The Monroe County Community School Corporation board on March 24 approved renewal contracts for five early-learning partners to provide preschool services in the 2026–27 school year, funded by the district’s 2023 referendum.
Administration (Miss Harmon) presented five recommended agreements and the maximum contract amounts: Bloomington Center for Global Children (not to exceed $66,000), Penny Lane Childcare (East and West combined, not to exceed $130,000), Bloomington Developmental Learning Center (not to exceed $50,000), Compass Early Learning Center (not to exceed $250,000), and Covenant Christian Early Learning Place (not to exceed $75,000). Trustees stated each contract would be supported by referendum funds and described partnership criteria, which require partner programs to be nonprofit and to maintain state Path to Quality ratings per statutes cited during the presentation.

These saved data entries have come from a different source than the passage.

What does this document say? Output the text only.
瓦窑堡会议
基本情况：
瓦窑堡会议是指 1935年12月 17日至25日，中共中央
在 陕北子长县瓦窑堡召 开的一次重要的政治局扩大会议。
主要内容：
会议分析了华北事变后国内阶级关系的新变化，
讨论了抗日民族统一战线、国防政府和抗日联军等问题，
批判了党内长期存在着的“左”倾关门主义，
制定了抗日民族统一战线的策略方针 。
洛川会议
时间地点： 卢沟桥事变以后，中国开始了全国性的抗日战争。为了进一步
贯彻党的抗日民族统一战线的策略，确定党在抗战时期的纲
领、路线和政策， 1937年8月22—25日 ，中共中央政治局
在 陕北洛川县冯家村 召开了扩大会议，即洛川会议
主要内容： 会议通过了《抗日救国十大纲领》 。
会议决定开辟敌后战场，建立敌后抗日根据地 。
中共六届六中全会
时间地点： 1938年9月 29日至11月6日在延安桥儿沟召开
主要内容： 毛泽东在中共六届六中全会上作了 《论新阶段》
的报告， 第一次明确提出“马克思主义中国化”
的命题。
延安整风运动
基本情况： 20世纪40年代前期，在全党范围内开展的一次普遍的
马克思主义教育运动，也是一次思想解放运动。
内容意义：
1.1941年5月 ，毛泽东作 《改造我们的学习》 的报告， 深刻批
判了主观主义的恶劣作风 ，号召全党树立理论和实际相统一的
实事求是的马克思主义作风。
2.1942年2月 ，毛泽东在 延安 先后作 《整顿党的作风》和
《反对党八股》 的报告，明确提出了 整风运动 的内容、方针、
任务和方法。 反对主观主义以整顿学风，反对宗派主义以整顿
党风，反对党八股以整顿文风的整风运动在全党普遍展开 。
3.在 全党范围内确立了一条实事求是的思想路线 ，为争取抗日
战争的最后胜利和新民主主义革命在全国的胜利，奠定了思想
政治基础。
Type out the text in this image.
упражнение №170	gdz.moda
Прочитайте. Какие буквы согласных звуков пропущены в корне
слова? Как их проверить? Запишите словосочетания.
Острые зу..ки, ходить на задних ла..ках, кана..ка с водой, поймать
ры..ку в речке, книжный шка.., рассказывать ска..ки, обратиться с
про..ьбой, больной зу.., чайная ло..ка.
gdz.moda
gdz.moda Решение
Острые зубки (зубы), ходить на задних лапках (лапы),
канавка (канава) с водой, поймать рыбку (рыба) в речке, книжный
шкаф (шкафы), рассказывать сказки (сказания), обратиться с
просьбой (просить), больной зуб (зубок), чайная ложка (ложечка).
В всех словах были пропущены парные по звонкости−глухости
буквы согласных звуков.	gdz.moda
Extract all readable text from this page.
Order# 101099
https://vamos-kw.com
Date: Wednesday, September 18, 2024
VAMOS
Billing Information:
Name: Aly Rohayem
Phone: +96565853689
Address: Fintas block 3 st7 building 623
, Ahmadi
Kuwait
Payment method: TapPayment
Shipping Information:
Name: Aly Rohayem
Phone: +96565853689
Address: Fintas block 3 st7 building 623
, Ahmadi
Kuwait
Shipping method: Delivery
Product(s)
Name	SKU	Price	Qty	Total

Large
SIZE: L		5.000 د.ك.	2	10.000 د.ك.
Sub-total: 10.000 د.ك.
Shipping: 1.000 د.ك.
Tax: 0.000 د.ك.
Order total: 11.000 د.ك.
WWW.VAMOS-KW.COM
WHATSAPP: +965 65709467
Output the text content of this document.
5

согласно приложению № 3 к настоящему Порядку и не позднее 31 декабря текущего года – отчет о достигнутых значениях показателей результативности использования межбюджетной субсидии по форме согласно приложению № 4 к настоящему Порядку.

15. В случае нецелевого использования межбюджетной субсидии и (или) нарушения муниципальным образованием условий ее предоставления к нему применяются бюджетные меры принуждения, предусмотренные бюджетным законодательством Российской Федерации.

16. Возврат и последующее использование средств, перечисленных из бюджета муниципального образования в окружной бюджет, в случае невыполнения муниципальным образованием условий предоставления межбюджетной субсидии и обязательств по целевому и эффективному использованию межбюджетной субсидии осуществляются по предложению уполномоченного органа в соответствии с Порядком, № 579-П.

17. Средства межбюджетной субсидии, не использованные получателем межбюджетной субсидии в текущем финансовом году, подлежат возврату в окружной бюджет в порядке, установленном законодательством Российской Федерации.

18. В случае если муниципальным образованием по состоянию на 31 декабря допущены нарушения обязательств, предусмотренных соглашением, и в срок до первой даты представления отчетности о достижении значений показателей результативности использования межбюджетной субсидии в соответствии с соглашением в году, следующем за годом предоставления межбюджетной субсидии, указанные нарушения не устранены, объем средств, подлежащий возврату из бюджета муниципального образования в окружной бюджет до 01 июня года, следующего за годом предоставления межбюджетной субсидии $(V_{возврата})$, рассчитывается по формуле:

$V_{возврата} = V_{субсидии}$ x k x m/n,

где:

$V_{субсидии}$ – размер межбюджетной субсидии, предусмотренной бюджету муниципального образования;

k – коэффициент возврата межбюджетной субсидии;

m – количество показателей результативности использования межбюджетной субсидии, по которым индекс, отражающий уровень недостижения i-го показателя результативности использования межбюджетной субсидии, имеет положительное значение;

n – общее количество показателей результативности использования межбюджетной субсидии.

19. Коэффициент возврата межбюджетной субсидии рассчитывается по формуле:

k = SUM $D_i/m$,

Trustees voted on each contract individually. When the board took up the Covenant Christian Early Learning Place contract, one trustee said she would abstain "even though by law we are required to partner with just about anyone that comes through the door at this point," and explained a moral objection to partnering with faith-based organizations on separation-of-church-and-state grounds. Other trustees said they shared the concern in principle but noted statutory constraints and equal-treatment concerns; one trustee said she would vote yes to avoid administrative inconsistency. The board recorded the Covenant Christian contract as approved with six ayes and one abstention.
All other early-learning contracts were approved by voice vote; the transcript records the contracts' cost caps as presented and that the overall motion to approve contracts (with individual votes taken) carried.
The administration also noted these partnerships are structured to comply with Indiana Code (referenced in the meeting) requiring partner programs operate as nonprofit organizations, deliver a federally approved preschool program, and meet Path to Quality level 3 or 4 ratings.
Next steps: staff will finalize the agreements and proceed under the terms described; the board requested follow-up discussion on partnership criteria and a potential review of whether the district should differentiate partners that also provide K–12 education.